Unknown Premiere
Picnic
Special Event
| 22 MINUTES | (Unknown)A Tribute to Curtis Harrington (1926-2007)
Prior editions of this festival have paid tribute in memoriam to experimental artists Stan Brakhage (TFF 2004), Alexander Hammid (TFF 2005), and Nam June Paik (TFF 2006). This program celebrates Curtis Harrington (1926-2007), a versatile director whose career ranged from making experimental films in the 1940s and 1950s to horror films in the 1960s and 1970s.
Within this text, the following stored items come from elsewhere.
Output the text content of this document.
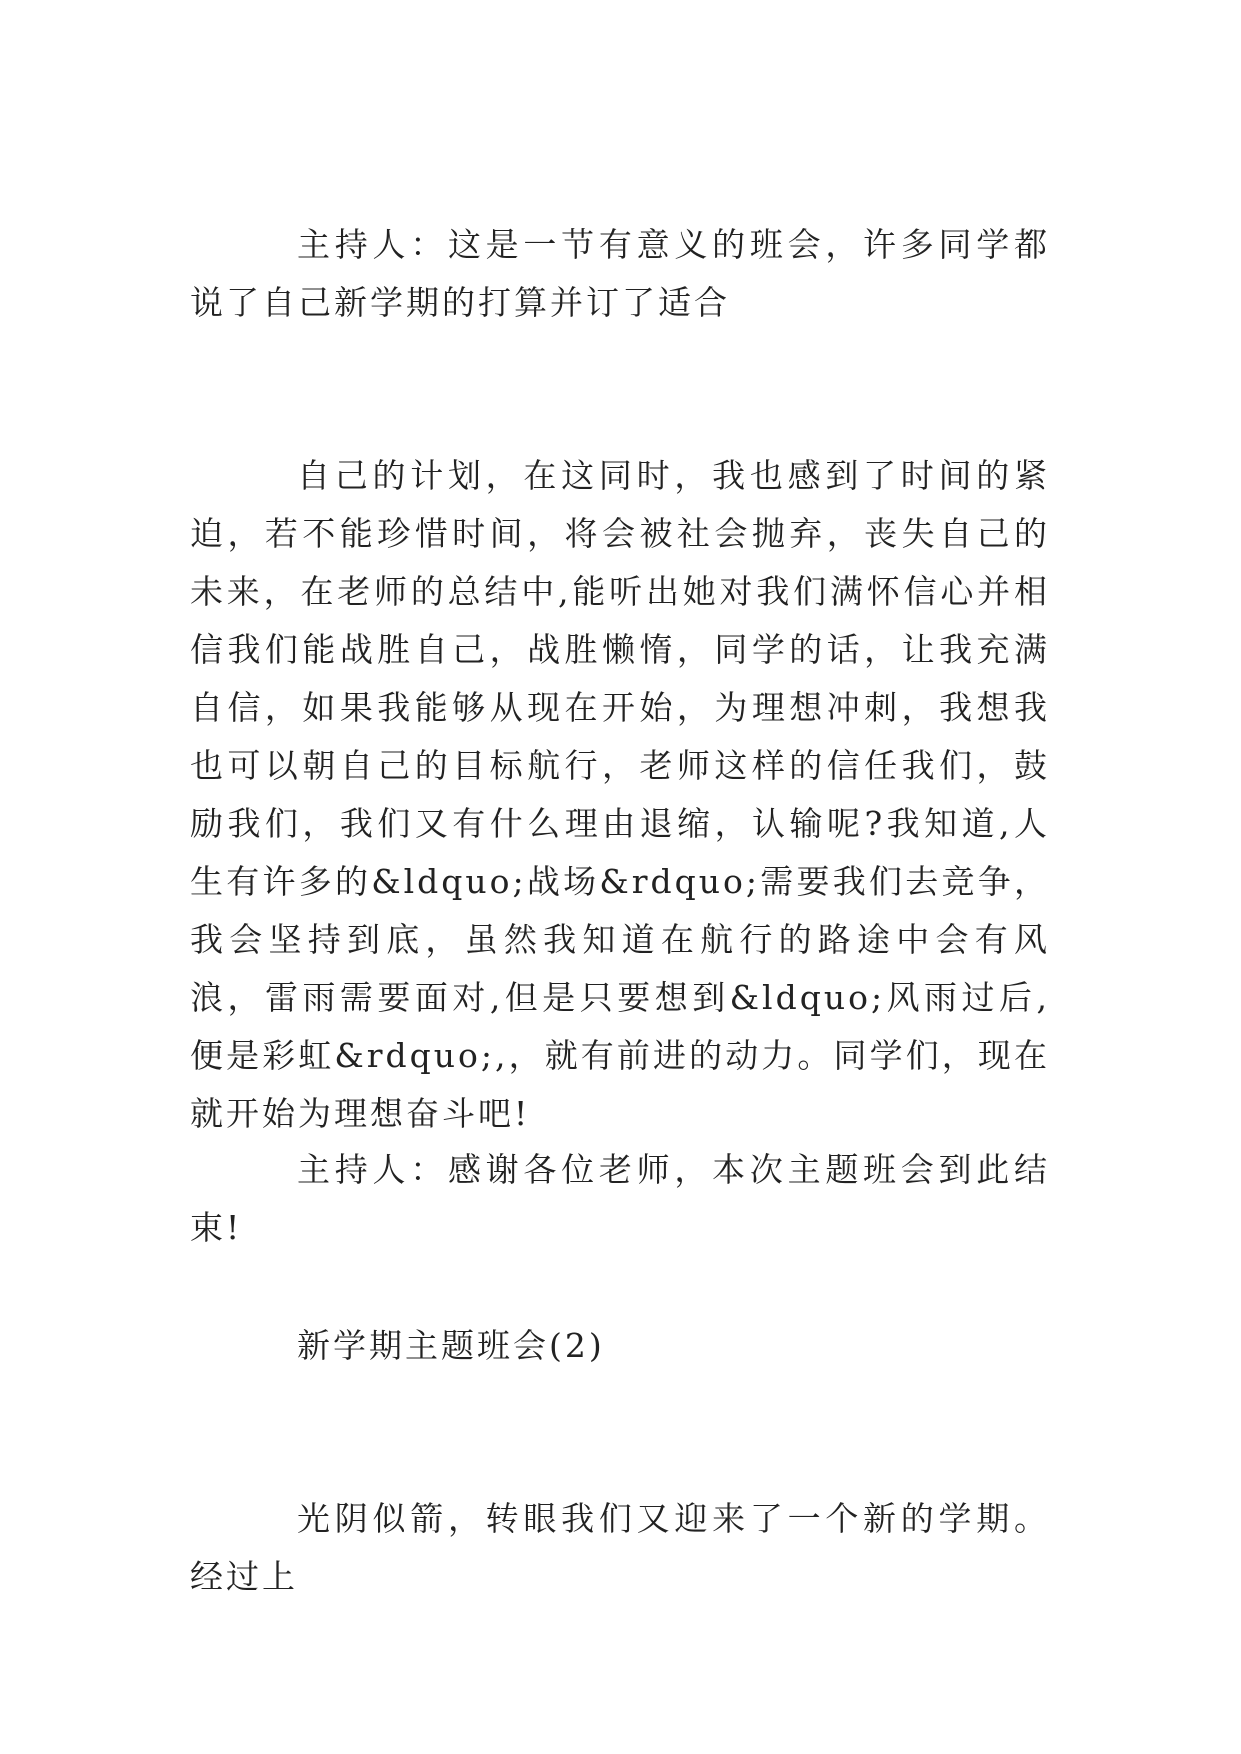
主持人：这是一节有意义的班会，许多同学都说了自己新学期的打算并订了适合

自己的计划，在这同时，我也感到了时间的紧迫，若不能珍惜时间，将会被社会抛弃，丧失自己的未来，在老师的总结中,能听出她对我们满怀信心并相信我们能战胜自己，战胜懒惰，同学的话，让我充满自信，如果我能够从现在开始，为理想冲刺，我想我也可以朝自己的目标航行，老师这样的信任我们，鼓励我们，我们又有什么理由退缩，认输呢?我知道,人生有许多的&ldquo;战场&rdquo;需要我们去竞争，我会坚持到底，虽然我知道在航行的路途中会有风浪，雷雨需要面对,但是只要想到&ldquo;风雨过后,便是彩虹&rdquo;,，就有前进的动力。同学们，现在就开始为理想奋斗吧!

主持人：感谢各位老师，本次主题班会到此结束!

新学期主题班会(2)

光阴似箭，转眼我们又迎来了一个新的学期。经过上
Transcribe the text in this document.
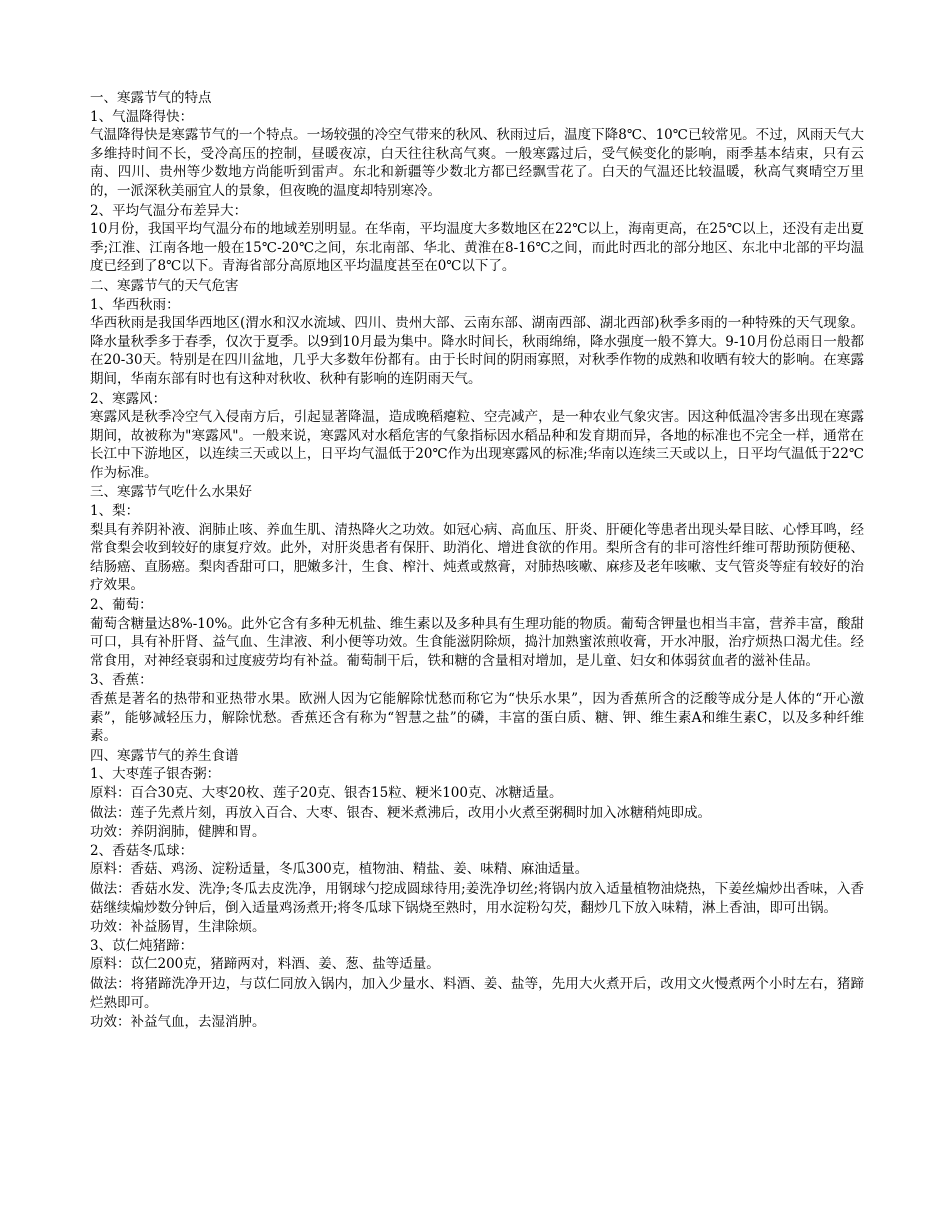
一、寒露节气的特点
1、气温降得快：

气温降得快是寒露节气的一个特点。一场较强的冷空气带来的秋风、秋雨过后，温度下降8℃、10℃已较常见。不过，风雨天气大多维持时间不长，受冷高压的控制，昼暖夜凉，白天往往秋高气爽。一般寒露过后，受气候变化的影响，雨季基本结束，只有云南、四川、贵州等少数地方尚能听到雷声。东北和新疆等少数北方都已经飘雪花了。白天的气温还比较温暖，秋高气爽晴空万里的，一派深秋美丽宜人的景象，但夜晚的温度却特别寒冷。

2、平均气温分布差异大：

10月份，我国平均气温分布的地域差别明显。在华南，平均温度大多数地区在22℃以上，海南更高，在25℃以上，还没有走出夏季;江淮、江南各地一般在15℃-20℃之间，东北南部、华北、黄淮在8-16℃之间，而此时西北的部分地区、东北中北部的平均温度已经到了8℃以下。青海省部分高原地区平均温度甚至在0℃以下了。

二、寒露节气的天气危害
1、华西秋雨：

华西秋雨是我国华西地区(渭水和汉水流域、四川、贵州大部、云南东部、湖南西部、湖北西部)秋季多雨的一种特殊的天气现象。降水量秋季多于春季，仅次于夏季。以9到10月最为集中。降水时间长，秋雨绵绵，降水强度一般不算大。9-10月份总雨日一般都在20-30天。特别是在四川盆地，几乎大多数年份都有。由于长时间的阴雨寡照，对秋季作物的成熟和收晒有较大的影响。在寒露期间，华南东部有时也有这种对秋收、秋种有影响的连阴雨天气。

2、寒露风：

寒露风是秋季冷空气入侵南方后，引起显著降温，造成晚稻瘪粒、空壳减产，是一种农业气象灾害。因这种低温冷害多出现在寒露期间，故被称为"寒露风"。一般来说，寒露风对水稻危害的气象指标因水稻品种和发育期而异，各地的标准也不完全一样，通常在长江中下游地区，以连续三天或以上，日平均气温低于20℃作为出现寒露风的标准;华南以连续三天或以上，日平均气温低于22℃作为标准。

三、寒露节气吃什么水果好
1、梨：

梨具有养阴补液、润肺止咳、养血生肌、清热降火之功效。如冠心病、高血压、肝炎、肝硬化等患者出现头晕目眩、心悸耳鸣，经常食梨会收到较好的康复疗效。此外，对肝炎患者有保肝、助消化、增进食欲的作用。梨所含有的非可溶性纤维可帮助预防便秘、结肠癌、直肠癌。梨肉香甜可口，肥嫩多汁，生食、榨汁、炖煮或熬膏，对肺热咳嗽、麻疹及老年咳嗽、支气管炎等症有较好的治疗效果。

2、葡萄：

葡萄含糖量达8%-10%。此外它含有多种无机盐、维生素以及多种具有生理功能的物质。葡萄含钾量也相当丰富，营养丰富，酸甜可口，具有补肝肾、益气血、生津液、利小便等功效。生食能滋阴除烦，捣汁加熟蜜浓煎收膏，开水冲服，治疗烦热口渴尤佳。经常食用，对神经衰弱和过度疲劳均有补益。葡萄制干后，铁和糖的含量相对增加，是儿童、妇女和体弱贫血者的滋补佳品。

3、香蕉：

香蕉是著名的热带和亚热带水果。欧洲人因为它能解除忧愁而称它为“快乐水果”，因为香蕉所含的泛酸等成分是人体的“开心激素”，能够减轻压力，解除忧愁。香蕉还含有称为“智慧之盐”的磷，丰富的蛋白质、糖、钾、维生素A和维生素C，以及多种纤维素。

四、寒露节气的养生食谱
1、大枣莲子银杏粥：

原料：百合30克、大枣20枚、莲子20克、银杏15粒、粳米100克、冰糖适量。

做法：莲子先煮片刻，再放入百合、大枣、银杏、粳米煮沸后，改用小火煮至粥稠时加入冰糖稍炖即成。

功效：养阴润肺，健脾和胃。
2、香菇冬瓜球：

原料：香菇、鸡汤、淀粉适量，冬瓜300克，植物油、精盐、姜、味精、麻油适量。

做法：香菇水发、洗净;冬瓜去皮洗净，用钢球勺挖成圆球待用;姜洗净切丝;将锅内放入适量植物油烧热，下姜丝煸炒出香味，入香菇继续煸炒数分钟后，倒入适量鸡汤煮开;将冬瓜球下锅烧至熟时，用水淀粉勾芡，翻炒几下放入味精，淋上香油，即可出锅。

功效：补益肠胃，生津除烦。
3、苡仁炖猪蹄：

原料：苡仁200克，猪蹄两对，料酒、姜、葱、盐等适量。

做法：将猪蹄洗净开边，与苡仁同放入锅内，加入少量水、料酒、姜、盐等，先用大火煮开后，改用文火慢煮两个小时左右，猪蹄烂熟即可。

功效：补益气血，去湿消肿。
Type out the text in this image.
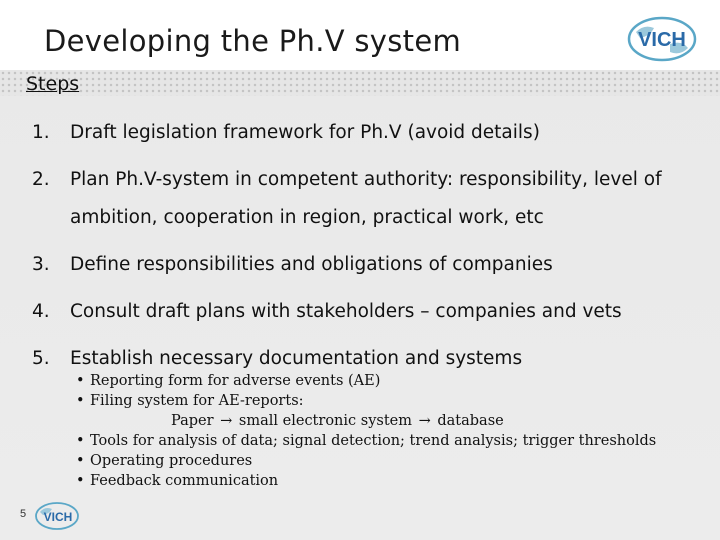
Developing the Ph.V system	VICH
Steps
1. Draft legislation framework for Ph.V (avoid details)
2. Plan Ph.V-system in competent authority: responsibility, level of
ambition, cooperation in region, practical work, etc
3. Define responsibilities and obligations of companies
4. Consult draft plans with stakeholders – companies and vets
5. Establish necessary documentation and systems
• Reporting form for adverse events (AE)
• Filing system for AE-reports:
Paper → small electronic system → database
• Tools for analysis of data; signal detection; trend analysis; trigger thresholds
• Operating procedures
• Feedback communication
5 VICH
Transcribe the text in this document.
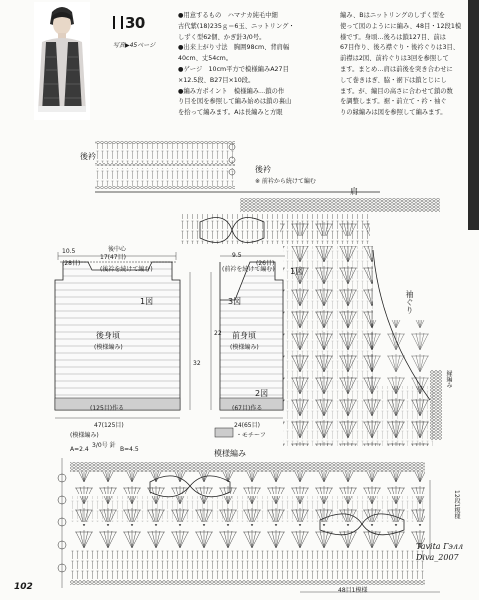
30
写真▶45ページ

●用意するもの　ハマナカ純毛中細

古代紫(18)235ｇ＝6玉、ニットリング・

しずく型62個、かぎ針3/0号。

●出来上がり寸法　胸囲98cm、背肩幅

40cm、丈54cm。

●ゲージ　10cm平方で模様編みA27目

×12.5段、B27目×10段。

●編み方ポイント　模様編み…鎖の作

り目を図を参照して編み始めは鎖の裏山

を拾って編みます。Aは長編みと方眼

編み、Bはニットリングのしずく型を

使って図のようにに編み、48目・12段1模

様です。身頃…後ろは鎖127目、前は

67目作り、後ろ襟ぐり・後衿ぐりは3目、

前襟は2図、前衿ぐりは3回を参照して

ます。まとめ…肩は前後を突き合わせに

して巻きはぎ、脇・裾下は鎖とじにし

ます。が、編目の高さに合わせて鎖の数

を調整します。裾・前立て・衿・袖ぐ

りの縁編みは図を参照して編みます。

後衿
後衿
※ 前衿から続けて編む
肩
袖ぐり
1図
後中心
(後衿を続けて編む)	(前衿を続けて編む)
10.5
(28目)
17(47目)	9.5
(26目)
1図	3図
2図
後身頃
(模様編み)
前身頃
(模様編み)
32
22
(125目)作る	(67目)作る
47(125目)	24(65目)
(模様編み)
3/0号 針
・モチーフ
A=2.4	B=4.5	模様編み
縁編み
12段1模様
48目1模様
Tavita Гэлл
Diva_2007
102
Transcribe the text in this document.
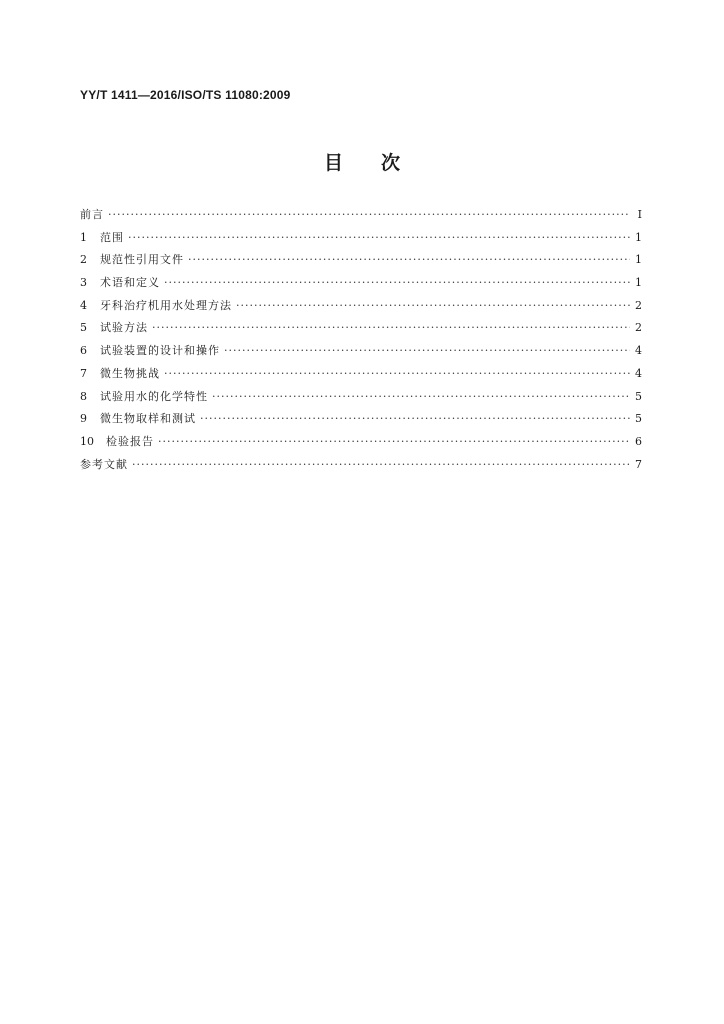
YY/T 1411—2016/ISO/TS 11080:2009
目次
前言 ·····	Ⅰ
1	范围 ·····	1
2	规范性引用文件 ·····	1
3	术语和定义 ·····	1
4	牙科治疗机用水处理方法 ·····	2
5	试验方法 ·····	2
6	试验装置的设计和操作 ·····	4
7	微生物挑战 ·····	4
8	试验用水的化学特性 ·····	5
9	微生物取样和测试 ·····	5
10	检验报告 ·····	6
参考文献 ·····	7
He directed episodes of popular television series (including Dynasty) in the 1980s and completed his final short film, Usher (based on the Edgar Allan Poe classic), in 2004.
Picnic (1948, 22 min.), his rarely screened short that opens this program, was a cinematic exercise in psychodrama and surrealism, highly influenced by Maya Deren's Meshes of the Afternoon (1943).
Harrington's debut feature, Night Tide (1963), stars a youthful Dennis Hopper in his first leading role, as a sailor who falls in love. (Harrington had met Hopper years earlier in a Los Angeles coffee shop that was showing his short experimental films.) In Night Tide, set in a seaside amusement park in Venice, Harrington blends a romantic mystery story with elements of film noir and the horror genre. The characters, locations, motifs, and themes present in Harrington's Picnic—an amorous couple, parental authority, the seaside locale, the presence of sea monsters, and death—are transformed by Harrington in Night Tide from an experimental vision into a suspenseful narrative. The location photography by Vilis Lapenieks, the studio cinematography by Floyd Crosby (High Noon), and the jazzy, melodic score by David Raksin (Laura) all enrich the brooding atmosphere of the film.